Lester found the child’s relief shocking. It made him sick to think what a dread must have preceded it, what a fathomless blackness of uncertainty in Stephen’s life it must represent. He spoke roughly, almost as he would to another man, “You don’t have to thank me, Stevie,” he said. “Great Scott, old boy, it’s none of my business, what you do with your own Teddy, is it?”
Even as he spoke—like a lurid side-glimpse—was it possible that there were people who would enjoy thanks extorted on those infamous terms? Were they ever set over children?
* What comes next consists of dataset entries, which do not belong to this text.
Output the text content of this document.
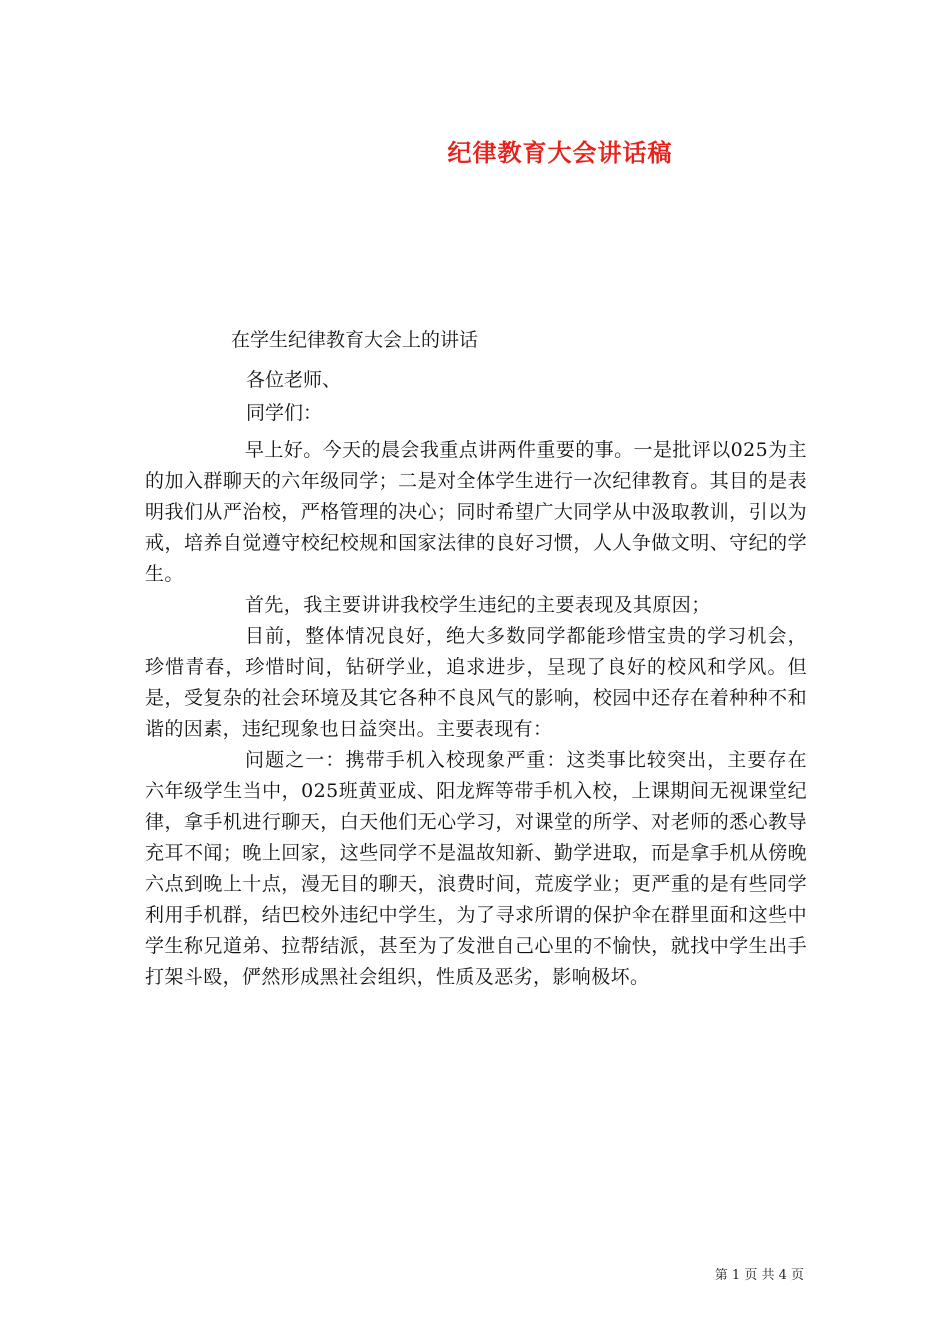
纪律教育大会讲话稿
在学生纪律教育大会上的讲话
各位老师、
同学们：

早上好。今天的晨会我重点讲两件重要的事。一是批评以025为主的加入群聊天的六年级同学；二是对全体学生进行一次纪律教育。其目的是表明我们从严治校，严格管理的决心；同时希望广大同学从中汲取教训，引以为戒，培养自觉遵守校纪校规和国家法律的良好习惯，人人争做文明、守纪的学生。

首先，我主要讲讲我校学生违纪的主要表现及其原因；

目前，整体情况良好，绝大多数同学都能珍惜宝贵的学习机会，珍惜青春，珍惜时间，钻研学业，追求进步，呈现了良好的校风和学风。但是，受复杂的社会环境及其它各种不良风气的影响，校园中还存在着种种不和谐的因素，违纪现象也日益突出。主要表现有：

问题之一：携带手机入校现象严重：这类事比较突出，主要存在六年级学生当中，025班黄亚成、阳龙辉等带手机入校，上课期间无视课堂纪律，拿手机进行聊天，白天他们无心学习，对课堂的所学、对老师的悉心教导充耳不闻；晚上回家，这些同学不是温故知新、勤学进取，而是拿手机从傍晚六点到晚上十点，漫无目的聊天，浪费时间，荒废学业；更严重的是有些同学利用手机群，结巴校外违纪中学生，为了寻求所谓的保护伞在群里面和这些中学生称兄道弟、拉帮结派，甚至为了发泄自己心里的不愉快，就找中学生出手打架斗殴，俨然形成黑社会组织，性质及恶劣，影响极坏。

第 1 页 共 4 页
His insistence seemed to have penetrated a little way through Stephen’s life-long experience of the nature of things. The little boy stood looking at him, his face serious and receptive, as if a new idea were dawning on him. It was so new that he did not seem to know what to do with it, and in a moment turned away and sat down on the floor again. He reached for his Teddy and sat clasping him in his lap.
The two were silent, father and son.
Lester said to himself, shivering, “What a ghastly thing to have sensitive, helpless human beings absolutely in the power of other human beings! Absolute, unquestioned power! Nobody can stand that. It’s cold poison. How many wardens of prisons are driven sadistically mad with it!”
He recoiled from it with terror. “You have to be a superman to be equal to it.”
In the silent room he heard it echoing solemnly, “That’s what it is to be a parent.”
He had been a parent for thirteen years before he thought of it. He looked over the edge of his bed at Stephen and abased himself silently.
The child sat motionless, clasping Teddy, his face bent and turned away so that Lester could not see its expression. His attitude was that of some one thinking deeply.
Well, reflected Lester, there was certainly good reason for the taking of thought by everybody concerned! He let his head fall back on the pillow and, staring up, began for the first time since his fall to think connectedly about something other than his own wretchedness. For the first time the ugly blemishes on the ceiling were not like blotches in his own brain. Presently he forgot them altogether.